Le deportazioni, tra il 1943 e il 1945, raggiunsero cifre raccapriccianti. Gli ebrei venivano trasportati per mezzo di vagoni merci; i viaggi erano massacranti e molti morivano prima di giungere a destinazione. Coloro che varcavano i cancelli dei campi, fossero essi uomini, donne o bambini, ignari di ciò che li avrebbe aspettati, andavano incontro a umiliazioni, violenze, mutilazioni, freddo e fame arrivando alle camere a gas stremati e privati di qualsiasi dignità. Anche in Italia sorsero campi di transito e di concentramento, ricordo quelli di Fossoli e di Afragola per citarne alcuni, finalizzati a raccogliere coloro che poi sarebbero stati deportati, principalmente, nel campo di stermino di Auschwitz.
Ebrei furono deportati anche dalla provincia di Arezzo e molti di loro condotti al campo di concentramento di Bergen Belsen dove furono utilizzati, ormai alla fine del conflitto mondiale, come oggetto di scambio con i soldati tedeschi prigionieri delle truppe alleate. In provincia di Arezzo furono istituiti il campo di Renicci, di Villa Oliveto, Villa Ascensione e di Laterina. Il campo di Renicci fu costituito nell’ottobre 1942 per ospitare internati slavi, per lo più deportati dalla Slovenia e dalla Croazia ma successivamente ospitò anche anarchici. Restò in funzione fino al settembre 1943, quando la notizia dell’armistizio fece fuggire gli uomini di guardia e successivamente i prigionieri.

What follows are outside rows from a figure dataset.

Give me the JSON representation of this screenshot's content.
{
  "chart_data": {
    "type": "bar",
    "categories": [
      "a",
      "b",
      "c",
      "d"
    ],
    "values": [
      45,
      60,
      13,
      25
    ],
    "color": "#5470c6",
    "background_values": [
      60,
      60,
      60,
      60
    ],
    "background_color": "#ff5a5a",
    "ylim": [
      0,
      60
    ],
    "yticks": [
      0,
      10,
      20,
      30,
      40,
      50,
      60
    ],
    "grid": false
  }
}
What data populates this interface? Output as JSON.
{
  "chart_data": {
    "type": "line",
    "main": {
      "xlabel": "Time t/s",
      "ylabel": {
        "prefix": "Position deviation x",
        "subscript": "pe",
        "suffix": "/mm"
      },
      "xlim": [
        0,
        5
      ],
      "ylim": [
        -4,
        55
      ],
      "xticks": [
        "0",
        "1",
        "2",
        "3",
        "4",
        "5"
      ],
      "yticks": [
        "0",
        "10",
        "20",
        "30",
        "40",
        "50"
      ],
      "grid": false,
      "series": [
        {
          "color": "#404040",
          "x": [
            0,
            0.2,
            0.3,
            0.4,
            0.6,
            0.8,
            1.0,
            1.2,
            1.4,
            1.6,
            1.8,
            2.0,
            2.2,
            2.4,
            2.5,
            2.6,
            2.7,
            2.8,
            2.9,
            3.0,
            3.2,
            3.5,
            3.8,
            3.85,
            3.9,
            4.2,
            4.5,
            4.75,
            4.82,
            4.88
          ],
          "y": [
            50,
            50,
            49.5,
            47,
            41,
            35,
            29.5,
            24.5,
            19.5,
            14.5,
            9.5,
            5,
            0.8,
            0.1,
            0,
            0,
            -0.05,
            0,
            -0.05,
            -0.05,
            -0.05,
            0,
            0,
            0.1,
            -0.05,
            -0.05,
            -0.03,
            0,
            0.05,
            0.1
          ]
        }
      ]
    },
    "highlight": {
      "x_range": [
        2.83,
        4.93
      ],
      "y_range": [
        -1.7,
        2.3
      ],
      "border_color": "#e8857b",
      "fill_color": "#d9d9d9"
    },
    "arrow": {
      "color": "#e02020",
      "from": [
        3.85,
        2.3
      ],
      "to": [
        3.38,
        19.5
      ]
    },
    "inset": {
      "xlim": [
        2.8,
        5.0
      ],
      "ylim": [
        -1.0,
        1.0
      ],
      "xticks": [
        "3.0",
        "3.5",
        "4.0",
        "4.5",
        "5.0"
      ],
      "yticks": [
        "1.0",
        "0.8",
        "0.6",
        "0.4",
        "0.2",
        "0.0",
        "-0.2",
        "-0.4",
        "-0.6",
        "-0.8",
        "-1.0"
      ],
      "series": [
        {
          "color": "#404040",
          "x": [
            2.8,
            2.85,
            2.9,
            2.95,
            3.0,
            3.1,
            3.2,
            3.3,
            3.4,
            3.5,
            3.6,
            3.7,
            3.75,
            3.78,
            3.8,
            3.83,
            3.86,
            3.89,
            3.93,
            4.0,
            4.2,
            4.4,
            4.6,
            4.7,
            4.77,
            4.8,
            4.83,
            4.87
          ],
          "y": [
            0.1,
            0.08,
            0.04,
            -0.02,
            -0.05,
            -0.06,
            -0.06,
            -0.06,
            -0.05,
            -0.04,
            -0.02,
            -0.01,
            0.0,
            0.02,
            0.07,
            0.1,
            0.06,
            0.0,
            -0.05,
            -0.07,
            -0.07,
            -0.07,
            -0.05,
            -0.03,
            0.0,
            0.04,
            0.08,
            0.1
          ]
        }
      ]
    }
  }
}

Il campo registrò al suo interno condizioni di vita molto dure, e un alto tasso di mortalità tra gli internati. Il campo di Villa Oliveto sorse in un edificio già esistente, nel giugno del 1940 ed arrivò ad ospitare un massimo di settanta persone. Ospitò famiglie ebree inglesi provenienti dalla Libia. A Poppi, in Casentino, il campo fu istituito a Villa Ascensione ed arrivò ad ospitare fino a poco meno di un centinaio di persone di diverse nazionalità. Villa Ascensione, a differenza di altri campi, si distinse, come riportato dalle testimonianze, per le buone condizioni di vita dei prigionieri.
Il Campo di Laterina fu campo di concentramento, di prigionia e infine centro di raccolta profughi. La sua storia non è legata solo agli anni del regime infatti, alla fine della Prima guerra mondiale, ospitò un gruppo di quattordici famiglie provenienti dal Trentino. Negli anni della Seconda guerra mondiale, ed in quelli successivi, divenne prima un campo di concentramento per prigionieri di guerra, poi campo profughi. Il viaggio verso i campi, qualunque essi fossero e in qualunque luogo si trovassero, fu lungo e disumanizzante.
Di coloro che varcarono il cancello con la scritta Arbeit macht frei pochi riuscirono ad uscirne vivi. Salvatore Quasimodo scrisse “da quell’inferno aperto da una scritta bianca: “Il lavoro vi renderà liberi” uscì continuo fumo”. In quel fumo era stata trasformata l’esistenza di una moltitudine di donne, uomini, bambini”. La paura di ciò che non conosciamo, del diverso da noi, ci porta all’odio. Per combattere quest’ultimo sono fondamentali memoria e storia. La prima è vissuto, è il passato che ci accompagna verso il presente. La seconda ci permette di comprendere, in modo critico, ciò che stiamo vivendo.